Limited authority

To be a better salesperson, you should have less rather than more authority. What I mean by this is that you can’t do a lot of things on your own, you have to clear it with your higher-ups.

“Well, well,” I’m sure you’re saying. Ekke, what are you talking about; I’m the one who calls the shots!

But even if you do have total freedom to make decisions, don’t let the customer know that. They will tell you all the time that they have to clear transactions with other parties and they can’t make a decision alone (which is often total rubbish). You’ve been subjected to that story quite a lot over the course of your career in sales, so now use the same technique on them.

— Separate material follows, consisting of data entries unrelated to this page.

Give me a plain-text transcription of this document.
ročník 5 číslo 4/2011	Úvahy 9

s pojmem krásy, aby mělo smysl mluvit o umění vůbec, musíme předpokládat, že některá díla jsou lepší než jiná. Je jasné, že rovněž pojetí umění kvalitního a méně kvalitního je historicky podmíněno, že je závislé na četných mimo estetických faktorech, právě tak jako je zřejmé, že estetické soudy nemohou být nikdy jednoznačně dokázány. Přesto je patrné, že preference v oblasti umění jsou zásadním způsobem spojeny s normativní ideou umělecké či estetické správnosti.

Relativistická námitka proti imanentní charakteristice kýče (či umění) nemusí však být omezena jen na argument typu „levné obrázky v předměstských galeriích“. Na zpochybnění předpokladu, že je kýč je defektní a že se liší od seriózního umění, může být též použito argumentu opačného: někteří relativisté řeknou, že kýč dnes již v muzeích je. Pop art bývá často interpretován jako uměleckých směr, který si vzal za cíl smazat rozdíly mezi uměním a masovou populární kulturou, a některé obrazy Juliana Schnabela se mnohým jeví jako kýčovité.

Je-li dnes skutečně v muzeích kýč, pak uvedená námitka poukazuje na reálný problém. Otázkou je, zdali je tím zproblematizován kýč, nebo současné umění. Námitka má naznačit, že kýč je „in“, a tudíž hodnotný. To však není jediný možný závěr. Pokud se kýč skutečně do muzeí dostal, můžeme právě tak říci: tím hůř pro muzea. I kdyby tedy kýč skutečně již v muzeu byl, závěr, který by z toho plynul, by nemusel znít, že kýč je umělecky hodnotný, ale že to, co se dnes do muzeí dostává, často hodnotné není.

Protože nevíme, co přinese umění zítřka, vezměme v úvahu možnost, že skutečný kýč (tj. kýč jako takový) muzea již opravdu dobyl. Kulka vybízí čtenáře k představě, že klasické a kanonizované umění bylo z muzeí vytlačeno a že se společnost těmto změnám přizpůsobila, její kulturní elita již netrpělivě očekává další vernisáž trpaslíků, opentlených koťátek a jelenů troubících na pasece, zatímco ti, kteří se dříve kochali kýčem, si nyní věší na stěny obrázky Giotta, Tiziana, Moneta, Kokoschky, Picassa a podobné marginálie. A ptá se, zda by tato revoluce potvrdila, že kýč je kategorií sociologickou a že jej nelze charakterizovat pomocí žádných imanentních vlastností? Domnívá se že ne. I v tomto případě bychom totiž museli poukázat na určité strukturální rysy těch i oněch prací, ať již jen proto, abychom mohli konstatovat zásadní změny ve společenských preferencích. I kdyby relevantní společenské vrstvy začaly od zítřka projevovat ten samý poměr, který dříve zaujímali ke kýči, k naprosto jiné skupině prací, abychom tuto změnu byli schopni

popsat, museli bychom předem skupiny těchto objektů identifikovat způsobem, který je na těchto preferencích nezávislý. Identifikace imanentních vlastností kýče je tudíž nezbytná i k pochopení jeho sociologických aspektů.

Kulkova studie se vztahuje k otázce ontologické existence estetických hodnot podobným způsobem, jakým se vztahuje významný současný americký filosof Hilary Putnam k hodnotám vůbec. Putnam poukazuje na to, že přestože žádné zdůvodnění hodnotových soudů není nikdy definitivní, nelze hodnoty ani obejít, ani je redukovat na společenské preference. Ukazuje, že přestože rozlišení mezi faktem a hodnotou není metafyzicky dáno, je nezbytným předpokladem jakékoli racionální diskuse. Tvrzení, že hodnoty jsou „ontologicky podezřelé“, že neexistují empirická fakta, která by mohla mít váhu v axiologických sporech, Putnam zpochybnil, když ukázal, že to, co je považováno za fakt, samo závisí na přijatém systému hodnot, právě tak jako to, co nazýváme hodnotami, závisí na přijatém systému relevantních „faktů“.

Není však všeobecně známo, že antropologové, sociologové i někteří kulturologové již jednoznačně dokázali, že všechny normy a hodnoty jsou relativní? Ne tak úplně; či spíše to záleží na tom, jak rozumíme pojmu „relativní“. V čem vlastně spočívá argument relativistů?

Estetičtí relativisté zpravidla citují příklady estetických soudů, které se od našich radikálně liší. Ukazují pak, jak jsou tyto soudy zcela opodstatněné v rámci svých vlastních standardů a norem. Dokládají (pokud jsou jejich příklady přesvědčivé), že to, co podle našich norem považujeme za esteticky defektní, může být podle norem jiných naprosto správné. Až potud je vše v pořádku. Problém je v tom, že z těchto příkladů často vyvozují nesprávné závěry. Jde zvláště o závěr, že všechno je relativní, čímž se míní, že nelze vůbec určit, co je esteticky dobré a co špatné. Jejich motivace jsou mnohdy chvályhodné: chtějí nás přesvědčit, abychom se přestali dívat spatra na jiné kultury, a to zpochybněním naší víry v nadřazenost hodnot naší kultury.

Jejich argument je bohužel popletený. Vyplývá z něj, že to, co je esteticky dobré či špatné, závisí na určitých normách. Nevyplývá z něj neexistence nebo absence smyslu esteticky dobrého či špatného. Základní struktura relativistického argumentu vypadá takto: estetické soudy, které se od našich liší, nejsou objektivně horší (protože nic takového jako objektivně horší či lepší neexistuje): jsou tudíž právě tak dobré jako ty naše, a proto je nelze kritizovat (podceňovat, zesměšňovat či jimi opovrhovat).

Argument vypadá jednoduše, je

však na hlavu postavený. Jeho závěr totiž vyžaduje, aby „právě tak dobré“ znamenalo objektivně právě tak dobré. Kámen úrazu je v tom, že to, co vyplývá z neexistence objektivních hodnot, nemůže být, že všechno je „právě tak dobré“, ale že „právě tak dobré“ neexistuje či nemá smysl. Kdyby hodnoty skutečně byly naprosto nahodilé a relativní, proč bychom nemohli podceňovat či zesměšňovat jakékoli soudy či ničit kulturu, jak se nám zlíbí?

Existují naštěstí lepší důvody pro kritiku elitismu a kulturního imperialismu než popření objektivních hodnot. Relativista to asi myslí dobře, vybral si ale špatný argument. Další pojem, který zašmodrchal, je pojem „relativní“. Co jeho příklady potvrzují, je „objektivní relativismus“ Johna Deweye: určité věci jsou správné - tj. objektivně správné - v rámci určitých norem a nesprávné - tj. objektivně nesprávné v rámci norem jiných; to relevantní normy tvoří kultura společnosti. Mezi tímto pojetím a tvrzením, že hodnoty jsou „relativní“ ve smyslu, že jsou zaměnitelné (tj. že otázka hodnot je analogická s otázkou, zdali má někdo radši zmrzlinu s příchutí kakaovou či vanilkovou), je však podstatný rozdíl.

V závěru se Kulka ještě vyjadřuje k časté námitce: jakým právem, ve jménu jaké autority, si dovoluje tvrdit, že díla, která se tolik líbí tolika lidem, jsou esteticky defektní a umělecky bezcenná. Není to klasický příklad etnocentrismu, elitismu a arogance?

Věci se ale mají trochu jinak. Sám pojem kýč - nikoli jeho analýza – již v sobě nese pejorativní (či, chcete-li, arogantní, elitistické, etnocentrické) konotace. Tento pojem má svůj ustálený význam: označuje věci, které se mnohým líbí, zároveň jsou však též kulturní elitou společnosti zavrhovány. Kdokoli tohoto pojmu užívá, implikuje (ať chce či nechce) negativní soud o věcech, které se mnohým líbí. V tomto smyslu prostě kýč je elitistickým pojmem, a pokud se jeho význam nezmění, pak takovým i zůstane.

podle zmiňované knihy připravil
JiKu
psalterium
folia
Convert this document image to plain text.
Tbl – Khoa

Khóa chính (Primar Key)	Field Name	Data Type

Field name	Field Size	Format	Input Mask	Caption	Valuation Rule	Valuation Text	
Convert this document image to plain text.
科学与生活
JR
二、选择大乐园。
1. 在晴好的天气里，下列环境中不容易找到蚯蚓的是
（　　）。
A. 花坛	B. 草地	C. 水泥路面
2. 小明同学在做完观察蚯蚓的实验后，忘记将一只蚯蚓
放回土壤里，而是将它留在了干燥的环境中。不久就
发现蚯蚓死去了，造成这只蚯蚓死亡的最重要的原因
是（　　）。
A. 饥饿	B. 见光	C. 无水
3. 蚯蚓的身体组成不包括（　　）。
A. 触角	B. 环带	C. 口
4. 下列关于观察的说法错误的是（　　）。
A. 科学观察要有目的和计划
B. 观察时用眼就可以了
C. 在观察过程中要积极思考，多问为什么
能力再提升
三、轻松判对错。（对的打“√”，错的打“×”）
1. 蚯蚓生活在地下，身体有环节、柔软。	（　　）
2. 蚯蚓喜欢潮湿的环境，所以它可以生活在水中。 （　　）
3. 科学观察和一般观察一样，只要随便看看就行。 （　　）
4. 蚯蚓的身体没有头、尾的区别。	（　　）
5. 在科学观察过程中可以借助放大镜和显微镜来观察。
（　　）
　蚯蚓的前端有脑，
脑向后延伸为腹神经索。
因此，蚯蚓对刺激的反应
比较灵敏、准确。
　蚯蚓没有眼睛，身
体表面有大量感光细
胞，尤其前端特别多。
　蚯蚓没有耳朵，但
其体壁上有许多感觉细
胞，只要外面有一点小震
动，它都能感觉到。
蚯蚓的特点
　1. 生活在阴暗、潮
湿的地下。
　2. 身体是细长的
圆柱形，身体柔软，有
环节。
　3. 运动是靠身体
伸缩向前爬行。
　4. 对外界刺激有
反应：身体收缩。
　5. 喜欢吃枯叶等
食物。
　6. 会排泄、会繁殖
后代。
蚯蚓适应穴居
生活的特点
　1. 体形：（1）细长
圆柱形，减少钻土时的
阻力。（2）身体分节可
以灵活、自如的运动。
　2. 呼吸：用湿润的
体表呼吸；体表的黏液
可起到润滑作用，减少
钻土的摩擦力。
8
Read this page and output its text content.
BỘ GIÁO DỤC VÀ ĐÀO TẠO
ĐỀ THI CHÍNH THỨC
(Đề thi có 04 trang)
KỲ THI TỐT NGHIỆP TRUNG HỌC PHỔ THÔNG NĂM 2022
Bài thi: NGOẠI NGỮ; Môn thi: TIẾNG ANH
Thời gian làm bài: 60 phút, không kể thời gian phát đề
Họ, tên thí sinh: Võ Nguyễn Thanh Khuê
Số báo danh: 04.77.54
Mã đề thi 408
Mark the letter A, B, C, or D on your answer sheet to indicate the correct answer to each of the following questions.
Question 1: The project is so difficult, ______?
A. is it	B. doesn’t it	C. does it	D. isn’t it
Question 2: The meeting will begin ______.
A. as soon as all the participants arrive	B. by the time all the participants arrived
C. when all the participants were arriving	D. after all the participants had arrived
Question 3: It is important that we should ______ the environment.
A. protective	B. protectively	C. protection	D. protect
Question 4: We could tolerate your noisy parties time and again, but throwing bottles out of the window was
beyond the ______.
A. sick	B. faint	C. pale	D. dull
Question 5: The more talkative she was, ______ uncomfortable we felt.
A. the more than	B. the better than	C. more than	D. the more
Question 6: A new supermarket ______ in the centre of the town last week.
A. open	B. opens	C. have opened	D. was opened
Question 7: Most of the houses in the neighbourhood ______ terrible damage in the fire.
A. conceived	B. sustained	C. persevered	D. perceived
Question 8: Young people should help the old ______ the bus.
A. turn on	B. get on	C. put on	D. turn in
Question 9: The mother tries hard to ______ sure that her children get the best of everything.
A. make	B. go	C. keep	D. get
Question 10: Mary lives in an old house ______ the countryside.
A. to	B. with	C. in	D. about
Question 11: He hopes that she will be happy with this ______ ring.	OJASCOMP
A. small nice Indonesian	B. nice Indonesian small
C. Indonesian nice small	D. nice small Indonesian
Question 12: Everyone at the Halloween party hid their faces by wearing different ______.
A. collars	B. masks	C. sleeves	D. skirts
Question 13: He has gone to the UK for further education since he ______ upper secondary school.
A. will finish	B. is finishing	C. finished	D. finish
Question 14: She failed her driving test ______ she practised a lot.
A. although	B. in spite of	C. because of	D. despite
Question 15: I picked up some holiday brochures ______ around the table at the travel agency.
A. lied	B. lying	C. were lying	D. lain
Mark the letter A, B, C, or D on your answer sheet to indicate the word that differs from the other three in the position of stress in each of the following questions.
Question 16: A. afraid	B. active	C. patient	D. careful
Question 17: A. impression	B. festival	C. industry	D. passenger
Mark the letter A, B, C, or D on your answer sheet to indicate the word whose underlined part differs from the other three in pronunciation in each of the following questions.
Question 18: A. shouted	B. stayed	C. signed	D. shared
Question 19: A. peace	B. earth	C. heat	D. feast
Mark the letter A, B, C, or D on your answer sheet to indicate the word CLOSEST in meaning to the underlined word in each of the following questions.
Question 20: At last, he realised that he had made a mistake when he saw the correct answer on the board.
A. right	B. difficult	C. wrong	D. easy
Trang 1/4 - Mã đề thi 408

If a customer wants a discount, tell them you’re not authorized to give them one.
“I’m sorry, but I don’t have authorization to give you a discount on this product.”
“I’d gladly meet you halfway but I’m not empowered to change the price as it’s already a discount and the owners don’t allow further cuts.”

Does it seem familiar from when you’ve asked for a discount yourself and received about the same answer? And then have you given up and just made the purchase? Appealing to some third party is an effective technique because it gives the customer a sense that you’d like to, but you can’t. There’s no question for them about your good will; thus there’s no emotional conflict. From here on out, it’s much easier to justify the price and sell value.
This is a technique that’s used by many professionals in major negotiations when there’s big money in play. Having the authority to do something might seem like a strong position to be in for negotiations, but when you come down to it, limited authority is an even more powerful starting point. Limited authority means that you have to talk with others, which strips your opponent of the possibility of forcing through favorable decisions for them. Use that in sales to defend your price.